I felt a little bit like Jane Austen. Not in that I was a brilliant intellect, a devastatingly incisive observer of human character, or even terribly literate. But she wrote novels that were, simultaneously, a sharp critique of the sorts of sentimental novels of her time and the height of what sentimental novels could achieve.

I didn't speak or write one word in that class that wasn't a mockery of all it stood for. I willfully imposed the most spurious possible interpretation on anything that came my way. None of what I said had any basis or justification other than my own desire to say something.

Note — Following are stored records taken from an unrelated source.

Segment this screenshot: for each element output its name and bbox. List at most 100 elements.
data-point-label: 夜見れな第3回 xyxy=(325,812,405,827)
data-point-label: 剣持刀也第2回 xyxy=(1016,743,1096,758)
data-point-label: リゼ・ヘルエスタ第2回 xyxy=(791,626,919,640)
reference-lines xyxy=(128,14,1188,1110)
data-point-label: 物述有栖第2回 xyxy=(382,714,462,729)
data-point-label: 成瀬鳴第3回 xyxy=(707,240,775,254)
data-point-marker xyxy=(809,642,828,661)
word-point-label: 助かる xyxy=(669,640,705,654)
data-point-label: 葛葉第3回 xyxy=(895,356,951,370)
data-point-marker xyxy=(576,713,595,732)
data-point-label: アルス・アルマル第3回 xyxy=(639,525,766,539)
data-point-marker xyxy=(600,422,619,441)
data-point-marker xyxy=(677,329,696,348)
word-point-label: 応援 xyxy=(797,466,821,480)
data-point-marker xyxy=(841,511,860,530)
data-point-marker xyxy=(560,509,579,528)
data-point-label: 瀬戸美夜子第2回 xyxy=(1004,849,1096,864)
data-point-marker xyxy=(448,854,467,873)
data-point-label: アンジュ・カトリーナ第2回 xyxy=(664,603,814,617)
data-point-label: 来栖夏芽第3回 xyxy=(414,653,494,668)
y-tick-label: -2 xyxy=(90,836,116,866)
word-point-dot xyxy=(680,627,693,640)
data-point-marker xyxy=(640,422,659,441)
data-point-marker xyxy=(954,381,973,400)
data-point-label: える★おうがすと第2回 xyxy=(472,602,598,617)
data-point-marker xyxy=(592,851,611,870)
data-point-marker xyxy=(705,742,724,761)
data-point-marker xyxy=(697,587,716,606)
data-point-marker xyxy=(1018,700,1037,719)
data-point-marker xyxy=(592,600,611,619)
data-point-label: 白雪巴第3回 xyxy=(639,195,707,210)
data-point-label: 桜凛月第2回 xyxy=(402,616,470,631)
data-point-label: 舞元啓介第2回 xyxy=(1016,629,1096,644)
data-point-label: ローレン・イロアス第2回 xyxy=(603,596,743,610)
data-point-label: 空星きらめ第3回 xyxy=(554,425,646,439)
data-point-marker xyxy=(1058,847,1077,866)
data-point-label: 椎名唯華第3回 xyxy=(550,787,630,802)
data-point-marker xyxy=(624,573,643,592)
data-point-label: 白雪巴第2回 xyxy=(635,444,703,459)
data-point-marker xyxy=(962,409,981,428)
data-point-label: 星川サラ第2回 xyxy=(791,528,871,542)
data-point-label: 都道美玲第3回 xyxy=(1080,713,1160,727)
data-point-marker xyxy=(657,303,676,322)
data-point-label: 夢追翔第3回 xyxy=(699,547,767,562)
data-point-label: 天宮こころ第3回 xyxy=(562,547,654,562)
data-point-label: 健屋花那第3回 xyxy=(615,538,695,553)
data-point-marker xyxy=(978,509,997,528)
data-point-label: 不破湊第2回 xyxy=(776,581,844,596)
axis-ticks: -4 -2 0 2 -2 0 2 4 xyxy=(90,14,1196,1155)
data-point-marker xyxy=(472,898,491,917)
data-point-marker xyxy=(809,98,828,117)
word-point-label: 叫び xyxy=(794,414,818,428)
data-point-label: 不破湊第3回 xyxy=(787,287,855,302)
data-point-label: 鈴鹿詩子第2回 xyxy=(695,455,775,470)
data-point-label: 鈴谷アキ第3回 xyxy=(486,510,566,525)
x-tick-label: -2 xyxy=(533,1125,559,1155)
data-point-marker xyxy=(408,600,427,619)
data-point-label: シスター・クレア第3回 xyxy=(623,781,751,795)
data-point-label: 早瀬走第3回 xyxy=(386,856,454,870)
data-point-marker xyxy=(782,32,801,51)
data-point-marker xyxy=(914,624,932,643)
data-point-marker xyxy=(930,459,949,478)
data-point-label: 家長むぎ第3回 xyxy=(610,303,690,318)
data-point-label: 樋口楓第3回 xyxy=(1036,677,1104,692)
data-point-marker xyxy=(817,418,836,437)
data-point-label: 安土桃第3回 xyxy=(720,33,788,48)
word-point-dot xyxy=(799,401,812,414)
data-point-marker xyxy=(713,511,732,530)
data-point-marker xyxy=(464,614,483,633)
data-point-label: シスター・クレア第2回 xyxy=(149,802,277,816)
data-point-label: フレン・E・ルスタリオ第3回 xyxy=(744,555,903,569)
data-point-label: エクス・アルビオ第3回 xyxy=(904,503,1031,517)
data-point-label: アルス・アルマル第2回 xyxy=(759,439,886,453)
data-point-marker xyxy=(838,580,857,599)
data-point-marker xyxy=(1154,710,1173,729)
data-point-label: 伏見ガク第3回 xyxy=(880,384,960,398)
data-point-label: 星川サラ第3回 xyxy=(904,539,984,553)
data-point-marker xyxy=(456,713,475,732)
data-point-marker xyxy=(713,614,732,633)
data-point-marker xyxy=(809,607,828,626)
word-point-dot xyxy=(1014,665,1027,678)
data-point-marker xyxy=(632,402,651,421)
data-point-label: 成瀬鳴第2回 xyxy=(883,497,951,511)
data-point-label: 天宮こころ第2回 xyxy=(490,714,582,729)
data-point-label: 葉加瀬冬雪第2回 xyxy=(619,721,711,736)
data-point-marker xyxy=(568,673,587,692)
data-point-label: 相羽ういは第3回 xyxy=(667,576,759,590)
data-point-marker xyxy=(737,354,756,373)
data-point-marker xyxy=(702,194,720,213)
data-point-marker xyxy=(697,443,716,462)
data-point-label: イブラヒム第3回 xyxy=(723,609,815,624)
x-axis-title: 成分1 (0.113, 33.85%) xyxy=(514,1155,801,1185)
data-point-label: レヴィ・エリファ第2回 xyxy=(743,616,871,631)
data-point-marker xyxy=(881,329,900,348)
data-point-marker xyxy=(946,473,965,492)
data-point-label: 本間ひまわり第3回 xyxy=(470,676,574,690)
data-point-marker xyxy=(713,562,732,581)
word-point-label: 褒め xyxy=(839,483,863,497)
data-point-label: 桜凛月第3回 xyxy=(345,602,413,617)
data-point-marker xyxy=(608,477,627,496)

I recounted a joke that my father-in-law told my husband and I, early in our marriage. (Why don't Baptists ever have sex standing up? Someone might see them and think they're dancing.) I uncovered his "hidden" motivations. He thought he was telling us a funny joke; what he was "really" doing was authorizing our sexuality, which had been legitimated through marriage, and proposing a method for dealing with our religious differences (I grew up Baptist, they were Methodists).

I compared the two amateur videos taken at our wedding, and uncovered the "hidden" structuring principles behind each one. One, taken by "Aunt Vicki," had a subtle but discernible (to my trained eye, of course) desire to tell a story of how my husband's side of the family felt about our marriage. She thought she was recording a happy family event--but in fact she "really" was documenting their approval of it. Her camera angles, her inclusions and omissions (and we could tell what she omitted because of the other video), her voiced-over interpretations of the events all combined to betray her effort to legitimate the marriage by displaying its emotional acceptance.

The other video, taken by "Anita's boyfriend, what's-his-name," had other intentions. He thought he was doing a favor for his girlfriend's friends; what he was "really" doing was legitimating the marriage by displaying its adherence to the traditional form of the liturgy. His camera angles, inclusions and omissions, etc., all constructed a story whose "real" purpose was to show that the marriage had taken place: I had walked down the aisle; the groom was in the proper place; the pastor did say the usual hocus-pocus at the appropriate time; there were witnesses; there was a tasteful number of attendants; etc. etc.

Did you notice the code words? I'll bet you could do it now, too. Try these: "authorize," "legitimating," "hidden motivation," "privileging a story," "power differential," "societal traditions."

I got a 100 in the class. Did you catch that? I didn't just get an A. I got a 100. I was without flaw. There was not a single error in any one of my contributions. I had no deficiencies.

And in what was I not-deficient? In wrestling meaning from cultural artifacts. In "teasing out" what was "really" going on. In short, in imposing my will on people and cultures and leaving them no possible way to answer me.

How could my father-in-law say, "Well, no; I really was just telling a joke!" I had shown what he was "really" doing, whether or not he knew it. How could "Aunt Vicki" say, "But I had to change batteries--that's why I omitted the sermon!"? I had shown why she "really" did it.

Now, I'm grateful to have been made to realize that, for example, news articles aren't just news articles--that their placement on the page, whether and how they are illustrated, etc., all have an effect (often an intended one) on the reader. Or to be able to see how an advertisement is constructed--Our product will save you from the embarrassment when your mother-in-law arrives; Our product will make you more sexually attractive to the Swedish Synchronized Swimming team; instead of Our product will clean your clothes reasonably well or Our product tastes good. It's useful to recognize propaganda.

But it troubles me, deeply, that I have been given power with no restraints. There were no limits to what I could prove. There were no limits to how forcefully I could twist the meaning of an event. I had tools in my toolbelt, but nothing and no one to ensure that I was hammering nails rather than heads. Intellectual power with no restraints is no less dangerous than political power with no restraints. Demagogues and tyrants aren't terribly different. It's just that the latter leaves more visible proof of his power because it is wrought on bodies rather than on minds and wills.